Se quedó con los siete huevos y yo me quedé con la piel, ese era el trato, pagaba poco por alimaña, pero mi padre curtía y luego vendía la piel al pellejero. Con la piel de la zorra mi madre compraría ropa para casa, porque así debía ser: piel por piel, la ley del campo, la ley de la vida. Porque las vidas valen vidas, la sangre evita sangre y el instinto te hace sobrevivir a la crudeza de los tiempos en hambruna.

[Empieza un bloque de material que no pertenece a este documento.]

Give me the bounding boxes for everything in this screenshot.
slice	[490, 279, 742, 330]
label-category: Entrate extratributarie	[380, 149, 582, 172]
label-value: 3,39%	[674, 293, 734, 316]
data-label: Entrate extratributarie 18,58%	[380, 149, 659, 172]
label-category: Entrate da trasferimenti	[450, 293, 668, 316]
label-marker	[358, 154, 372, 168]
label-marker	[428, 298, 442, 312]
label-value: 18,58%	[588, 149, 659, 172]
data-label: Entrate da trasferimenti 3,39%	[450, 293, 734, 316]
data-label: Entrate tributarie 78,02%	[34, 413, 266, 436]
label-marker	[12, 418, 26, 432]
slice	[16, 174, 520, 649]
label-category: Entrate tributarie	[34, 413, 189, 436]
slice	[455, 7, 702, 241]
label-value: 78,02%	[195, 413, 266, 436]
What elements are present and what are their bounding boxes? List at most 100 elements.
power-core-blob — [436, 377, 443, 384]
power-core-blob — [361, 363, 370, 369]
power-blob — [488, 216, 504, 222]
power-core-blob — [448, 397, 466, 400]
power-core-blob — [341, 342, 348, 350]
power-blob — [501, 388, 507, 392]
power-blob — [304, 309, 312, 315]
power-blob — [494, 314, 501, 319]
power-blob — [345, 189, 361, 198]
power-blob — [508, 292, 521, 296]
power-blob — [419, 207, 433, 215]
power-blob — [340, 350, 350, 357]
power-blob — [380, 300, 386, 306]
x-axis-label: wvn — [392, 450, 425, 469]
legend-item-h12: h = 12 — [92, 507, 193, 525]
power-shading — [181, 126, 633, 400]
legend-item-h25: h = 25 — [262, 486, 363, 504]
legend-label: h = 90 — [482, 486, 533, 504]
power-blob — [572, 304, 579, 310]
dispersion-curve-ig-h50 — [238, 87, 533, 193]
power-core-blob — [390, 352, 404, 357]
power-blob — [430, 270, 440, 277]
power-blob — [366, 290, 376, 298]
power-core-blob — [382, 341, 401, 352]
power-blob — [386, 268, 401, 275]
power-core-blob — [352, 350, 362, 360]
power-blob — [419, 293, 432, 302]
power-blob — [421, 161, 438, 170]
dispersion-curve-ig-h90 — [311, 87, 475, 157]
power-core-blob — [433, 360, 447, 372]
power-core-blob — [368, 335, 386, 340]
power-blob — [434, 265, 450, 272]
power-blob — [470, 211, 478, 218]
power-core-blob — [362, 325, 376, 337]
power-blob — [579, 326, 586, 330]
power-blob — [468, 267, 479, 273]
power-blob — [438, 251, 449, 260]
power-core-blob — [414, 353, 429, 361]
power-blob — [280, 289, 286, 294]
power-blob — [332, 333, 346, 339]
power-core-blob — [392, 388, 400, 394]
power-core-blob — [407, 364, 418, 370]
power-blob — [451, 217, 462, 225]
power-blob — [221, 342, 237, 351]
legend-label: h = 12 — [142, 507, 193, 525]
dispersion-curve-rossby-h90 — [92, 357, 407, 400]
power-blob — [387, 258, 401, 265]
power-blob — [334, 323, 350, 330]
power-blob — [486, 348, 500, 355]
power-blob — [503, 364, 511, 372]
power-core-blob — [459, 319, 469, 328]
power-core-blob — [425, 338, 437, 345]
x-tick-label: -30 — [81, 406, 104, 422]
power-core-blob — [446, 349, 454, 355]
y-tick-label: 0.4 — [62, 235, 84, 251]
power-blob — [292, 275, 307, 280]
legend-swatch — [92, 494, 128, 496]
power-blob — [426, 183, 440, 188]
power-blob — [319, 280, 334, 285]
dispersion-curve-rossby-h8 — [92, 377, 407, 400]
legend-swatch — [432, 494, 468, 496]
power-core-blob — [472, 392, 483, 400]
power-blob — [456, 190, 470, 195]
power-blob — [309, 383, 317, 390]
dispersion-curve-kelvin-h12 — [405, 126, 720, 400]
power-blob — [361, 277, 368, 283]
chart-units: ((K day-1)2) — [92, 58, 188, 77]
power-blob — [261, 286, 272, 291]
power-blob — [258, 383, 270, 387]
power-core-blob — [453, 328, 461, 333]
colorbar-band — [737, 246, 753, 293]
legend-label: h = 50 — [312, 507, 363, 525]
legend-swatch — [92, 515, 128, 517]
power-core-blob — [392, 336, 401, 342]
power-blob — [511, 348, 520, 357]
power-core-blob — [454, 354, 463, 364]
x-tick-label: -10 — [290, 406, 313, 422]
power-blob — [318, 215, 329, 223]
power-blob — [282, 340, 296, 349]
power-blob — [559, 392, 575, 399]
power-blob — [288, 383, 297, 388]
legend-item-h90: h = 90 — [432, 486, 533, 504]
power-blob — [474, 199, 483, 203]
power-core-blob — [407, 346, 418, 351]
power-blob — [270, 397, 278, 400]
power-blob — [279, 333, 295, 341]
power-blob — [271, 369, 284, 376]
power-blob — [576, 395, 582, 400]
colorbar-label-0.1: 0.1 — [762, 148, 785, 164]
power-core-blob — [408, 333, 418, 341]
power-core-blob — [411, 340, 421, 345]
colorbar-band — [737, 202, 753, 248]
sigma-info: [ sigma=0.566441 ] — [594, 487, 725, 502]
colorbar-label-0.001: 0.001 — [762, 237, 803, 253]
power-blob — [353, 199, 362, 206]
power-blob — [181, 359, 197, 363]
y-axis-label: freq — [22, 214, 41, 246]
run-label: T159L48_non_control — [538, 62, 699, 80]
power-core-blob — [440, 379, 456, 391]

Mi madre, de negro, sonrió al verme llegar con el pellejo, o al menos esbozó una ligera sonrisa, llevaba dos años de luto, desde que murió su padre, y aunque no tenía los cuarenta, andaba encorvada y no paraba de toser, hasta que dejábamos el Tarzán a Don Gregorio, el médico, y a la par que nos lo devolvía, nos daba un par de perdices y un jarabe que hacía que tosiese menos.

La mitad de la talega de cangrejos la dejé en casa, y la otra mitad se la vendí a la Inés, la llamaban la machorra, yo no sé muy bien lo que es eso, pero a la Inés le gustan los cangrejos y los paga bien, un duro me pagó, las últimas cinco pesetas que hacían las veinticinco que me faltaban, y con el puño apretado y el dinero dentro, me planté en la Cantina. Allí estaban jugando al dominó, Manolo, Emiliano, el cura y Leandro el tabernero, a quien puse sobre la mesa los cinco duros:

 - Ahí está lo que faltaba, ahora lo mío.

Ya le había adelantado 200 pesetas, y con estas 25 por fin la escopeta sería mía. Se levantó de la mesa muy serio, como siempre, y envuelta en una manta me dio mi primera escopeta, una Águila de perrillos, del calibre 16, con la que meses después, a mis dieciséis años, el día de Nuestra Señora, a muestra del Tarzán, entre dos luces y en un rastrojo junto al río donde casi me atrapa Emiliano, cacé mi primera codorniz, la primera de muchas, junto al que siempre sería el pozo de las Veinticinco Pesetas.